PLS-DA, a well-known technique for feature extraction and discriminant analysis in chemometrics, is used to reveal important patterns related to physiological, genetic, and environmental issues. PLS-DA generates visual scatter plots for the qualitative evaluation of variability among multivariate data, and it is now widely used to assess differences among plant species at the metabolome level (Matsuse et al. 2022; Zhao et al. 2022a). The PLS-DA (R2X = 0.9998) was used to analyze the HPLC data. PLS-DA and PCA score plots were obtained for all samples, wherein each circle represented an independent sample (Fig. 5). The PCA and PLS-DA score plots have better stereoscopic results than the plane ones. The PCA score plot results show that the 27 samples could be divided into 3 groups with small differences. The PLS-DA results showed that the 27 samples could be divided into 7 groups, indicating differences in the content of active ingredients of L. japonicus derived from different origins. The within-group variation was greatest in Henan, and Sichuan and Henan were clearly separated from other areas. Differences between Guangdong and Anhui were small. The current study results showed that the alkaloid content in L. japonicus derived from different regions varied. It has been suggested that environmental factors and genetic differences can affect the synthesis and accumulation of metabolic components, even leading to different drug effects (Zhan et al. 2022).
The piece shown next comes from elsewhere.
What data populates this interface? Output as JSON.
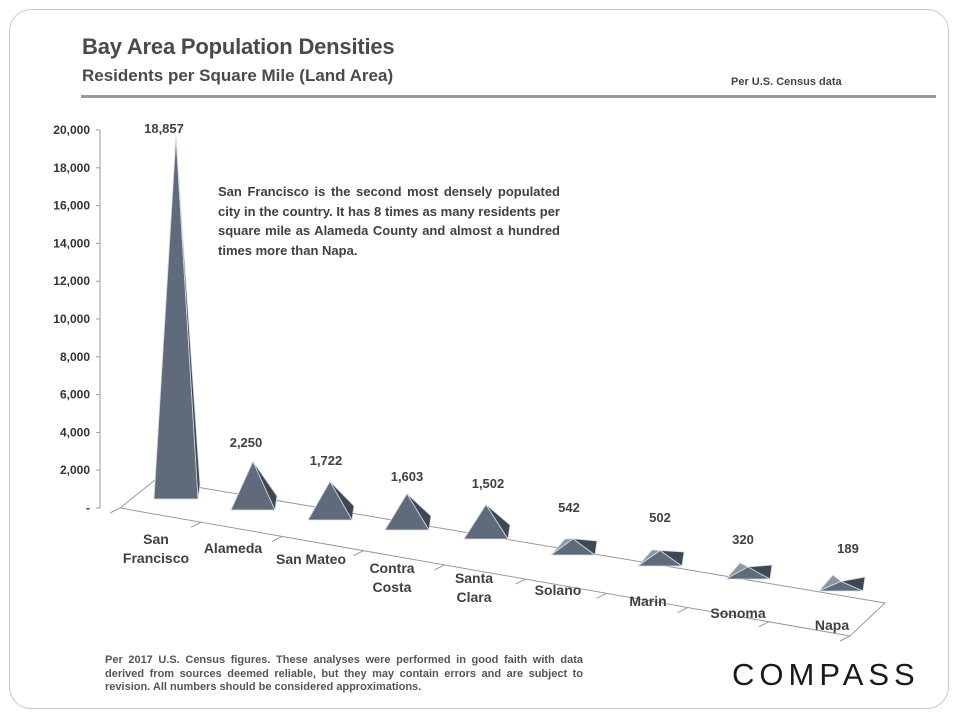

Association Of Genetic And Main Active Constituent Analyses
A comparison of genetic and chemical analyses revealed that molecular phylogenetic clustering was not fully consistent with PLS-DA. Molecular phylogenetic analysis could distinguish each provenance, but PLS-DA could not distinguish all provenances. The present study results suggest that molecular phylogenetic analysis may be superior to chemical analysis in identifying and classifying L. japonicus derived from different origins. In molecular phylogenetic analysis, Guangshui, Hubei, and Yiyang, Jiangxi, were phylogenetically the most distantly related regions, but their chemical contents were less different, suggesting the role of environment in this finding. Previous studies have shown that environmental factors can activate different signaling pathways that involve the expression of genes related to the biosynthesis or accumulation of secondary metabolites (Jan et al. 2021). Environmental factors have a significant influence on metabolite composition; metabolites are influenced not only by genetic differences but also by environmental factors (Li et al. 2020a). The current study results showed that genetic analysis enables the identification of specific taxonomies, but chemical analysis has some limitations in the identification of species or variants. In such cases, chemical analysis can provide additional information by identifying specific metabolites (Zlatic and Stankovic 2017). Thus, a combination of genetic (molecular evolutionary analysis) and chemical analyses is important to ensure reliable results and avoid incorrect taxonomic identification, thereby improving the identification and quality control of L. japonicus species.